The Library and Archives of Canada in Ottawa: www.collectionscanada.gc.ca/index-e.html houses the passenger arrival lists beginning in 1865. This group of records has some 2.2 million arrivals. It has been indexed on www.ancestry.com as “Canadian Passenger Lists, 1865-1935.” Microfilm is also available in Ottawa and at the Family History Library.
So what exactly is in this vast collection of passenger lists? From the Ancestry website, the following is listed as the sources:
- Quebec Ports (May 1865–June 1908, June 1919–July 1921, April 1925–November 1935)
- Montreal, Quebec (April 1925–November 1935)
- Halifax, Nova Scotia (1881–October 1922, 1925–1935)
- North Sydney, Nova Scotia (November 1906, August 1908–August 1922, 1925–1935)

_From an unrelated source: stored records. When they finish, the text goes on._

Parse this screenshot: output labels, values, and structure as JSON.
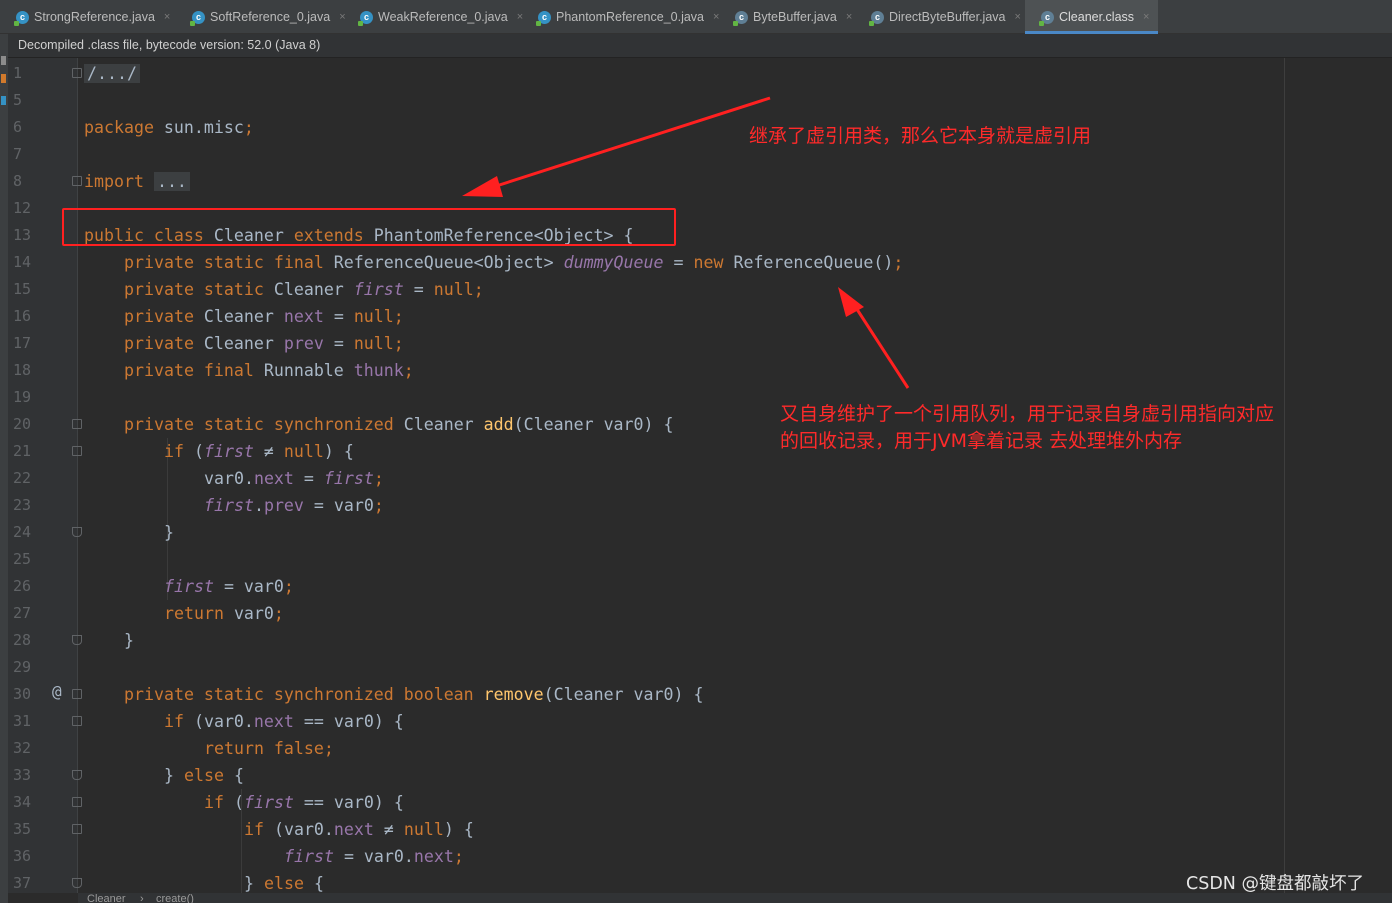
{
  "editor": {
    "tabs": [
      {
        "label": "StrongReference.java",
        "icon": "java-class-icon",
        "active": false
      },
      {
        "label": "SoftReference_0.java",
        "icon": "java-class-icon",
        "active": false
      },
      {
        "label": "WeakReference_0.java",
        "icon": "java-class-icon",
        "active": false
      },
      {
        "label": "PhantomReference_0.java",
        "icon": "java-class-icon",
        "active": false
      },
      {
        "label": "ByteBuffer.java",
        "icon": "abstract-class-icon",
        "active": false
      },
      {
        "label": "DirectByteBuffer.java",
        "icon": "java-class-icon",
        "active": false
      },
      {
        "label": "Cleaner.class",
        "icon": "compiled-class-icon",
        "active": true
      }
    ],
    "close_glyph": "×",
    "banner": "Decompiled .class file, bytecode version: 52.0 (Java 8)",
    "line_numbers": [
      "1",
      "5",
      "6",
      "7",
      "8",
      "12",
      "13",
      "14",
      "15",
      "16",
      "17",
      "18",
      "19",
      "20",
      "21",
      "22",
      "23",
      "24",
      "25",
      "26",
      "27",
      "28",
      "29",
      "30",
      "31",
      "32",
      "33",
      "34",
      "35",
      "36",
      "37"
    ],
    "override_marker": "@",
    "code": {
      "l1": "/.../",
      "l6a": "package",
      "l6b": " sun.misc",
      "l6c": ";",
      "l8a": "import",
      "l8b": "...",
      "l13a": "public class",
      "l13b": " Cleaner ",
      "l13c": "extends",
      "l13d": " PhantomReference<Object> {",
      "l14a": "private static final",
      "l14b": " ReferenceQueue<Object> ",
      "l14c": "dummyQueue",
      "l14d": " = ",
      "l14e": "new",
      "l14f": " ReferenceQueue()",
      "l14g": ";",
      "l15a": "private static",
      "l15b": " Cleaner ",
      "l15c": "first",
      "l15d": " = ",
      "l15e": "null;",
      "l16a": "private",
      "l16b": " Cleaner ",
      "l16c": "next",
      "l16d": " = ",
      "l16e": "null;",
      "l17a": "private",
      "l17b": " Cleaner ",
      "l17c": "prev",
      "l17d": " = ",
      "l17e": "null;",
      "l18a": "private final",
      "l18b": " Runnable ",
      "l18c": "thunk",
      "l18d": ";",
      "l20a": "private static synchronized",
      "l20b": " Cleaner ",
      "l20c": "add",
      "l20d": "(Cleaner var0) {",
      "l21a": "if",
      "l21b": " (",
      "l21c": "first",
      "l21d": " ≠ ",
      "l21e": "null",
      "l21f": ") {",
      "l22a": "var0.",
      "l22b": "next",
      "l22c": " = ",
      "l22d": "first",
      "l22e": ";",
      "l23a": "first",
      "l23b": ".",
      "l23c": "prev",
      "l23d": " = var0",
      "l23e": ";",
      "l24": "}",
      "l26a": "first",
      "l26b": " = var0",
      "l26c": ";",
      "l27a": "return",
      "l27b": " var0",
      "l27c": ";",
      "l28": "}",
      "l30a": "private static synchronized boolean",
      "l30b": " ",
      "l30c": "remove",
      "l30d": "(Cleaner var0) {",
      "l31a": "if",
      "l31b": " (var0.",
      "l31c": "next",
      "l31d": " == var0) {",
      "l32a": "return false;",
      "l33a": "} ",
      "l33b": "else",
      "l33c": " {",
      "l34a": "if",
      "l34b": " (",
      "l34c": "first",
      "l34d": " == var0) {",
      "l35a": "if",
      "l35b": " (var0.",
      "l35c": "next",
      "l35d": " ≠ ",
      "l35e": "null",
      "l35f": ") {",
      "l36a": "first",
      "l36b": " = var0.",
      "l36c": "next",
      "l36d": ";",
      "l37a": "} ",
      "l37b": "else",
      "l37c": " {"
    },
    "breadcrumb": [
      "Cleaner",
      "›",
      "create()"
    ]
  },
  "annotations": {
    "note1": "继承了虚引用类，那么它本身就是虚引用",
    "note2_line1": "又自身维护了一个引用队列，用于记录自身虚引用指向对应",
    "note2_line2": "的回收记录，用于JVM拿着记录 去处理堆外内存",
    "color": "#ff2a2a"
  },
  "watermark": "CSDN @键盘都敲坏了",
  "colors": {
    "keyword": "#cc7832",
    "field": "#9876aa",
    "method": "#ffc66d",
    "text": "#a9b7c6",
    "background": "#2b2b2b",
    "active_tab_underline": "#4a88c7"
  }
}
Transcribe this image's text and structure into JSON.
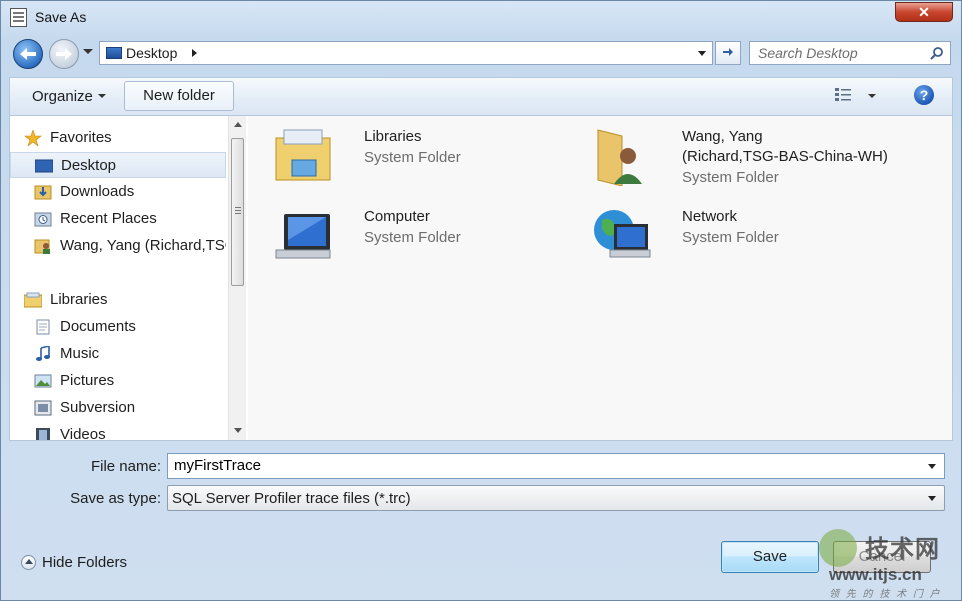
{
  "window": {
    "title": "Save As",
    "close_label": "✕"
  },
  "navbar": {
    "address": "Desktop",
    "search_placeholder": "Search Desktop"
  },
  "toolbar": {
    "organize_label": "Organize",
    "new_folder_label": "New folder",
    "help_label": "?"
  },
  "sidebar": {
    "favorites_label": "Favorites",
    "favorites": [
      {
        "label": "Desktop",
        "icon": "desktop-icon",
        "selected": true
      },
      {
        "label": "Downloads",
        "icon": "downloads-icon"
      },
      {
        "label": "Recent Places",
        "icon": "recent-places-icon"
      },
      {
        "label": "Wang, Yang (Richard,TSG-BAS-China-WH)",
        "icon": "user-folder-icon"
      }
    ],
    "libraries_label": "Libraries",
    "libraries": [
      {
        "label": "Documents",
        "icon": "documents-icon"
      },
      {
        "label": "Music",
        "icon": "music-icon"
      },
      {
        "label": "Pictures",
        "icon": "pictures-icon"
      },
      {
        "label": "Subversion",
        "icon": "subversion-icon"
      },
      {
        "label": "Videos",
        "icon": "videos-icon"
      }
    ]
  },
  "content": {
    "items": [
      {
        "name": "Libraries",
        "type": "System Folder",
        "icon": "libraries-icon"
      },
      {
        "name": "Wang, Yang",
        "name2": "(Richard,TSG-BAS-China-WH)",
        "type": "System Folder",
        "icon": "user-folder-icon"
      },
      {
        "name": "Computer",
        "type": "System Folder",
        "icon": "computer-icon"
      },
      {
        "name": "Network",
        "type": "System Folder",
        "icon": "network-icon"
      }
    ]
  },
  "form": {
    "file_name_label": "File name:",
    "file_name_value": "myFirstTrace",
    "save_as_type_label": "Save as type:",
    "save_as_type_value": "SQL Server Profiler trace files (*.trc)"
  },
  "footer": {
    "hide_folders_label": "Hide Folders",
    "save_label": "Save",
    "cancel_label": "Cancel"
  },
  "watermark": {
    "logo": "技术网",
    "url": "www.itjs.cn",
    "tagline": "领 先 的 技 术 门 户"
  }
}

- Saint John, New Brunswick (1900–September 1922, 1925–1935)
- Vancouver, British Columbia (1905–September 1922, 1925–1935)
- Victoria, British Columbia and Pacific Ports (April 1905–September 1922, 1925–1935)
- Eastern U.S. Ports (July 1905–February 1919, 1925–1928)
- New York (1906–1921)
Information will include some of the following; name, age, gender, marital status, whether in Canada before, whether intending to reside in Canada, literacy, country of birth, race, destination, occupation, religious denomination, port of arrival, date of arrival, port of embarkation, ship name and shipping line.
Ships would sail from UK and Irish ports, with some immigrants first arriving at US ports, and then to Canada by ship. For passengers arriving in Eastern Canada, but bound for Western Canada, they would travel by train. The train lists were not recorded at that point.
While this is not the only set of arrival lists available for Canada, these are the major set of records. All else would be supplementary to this.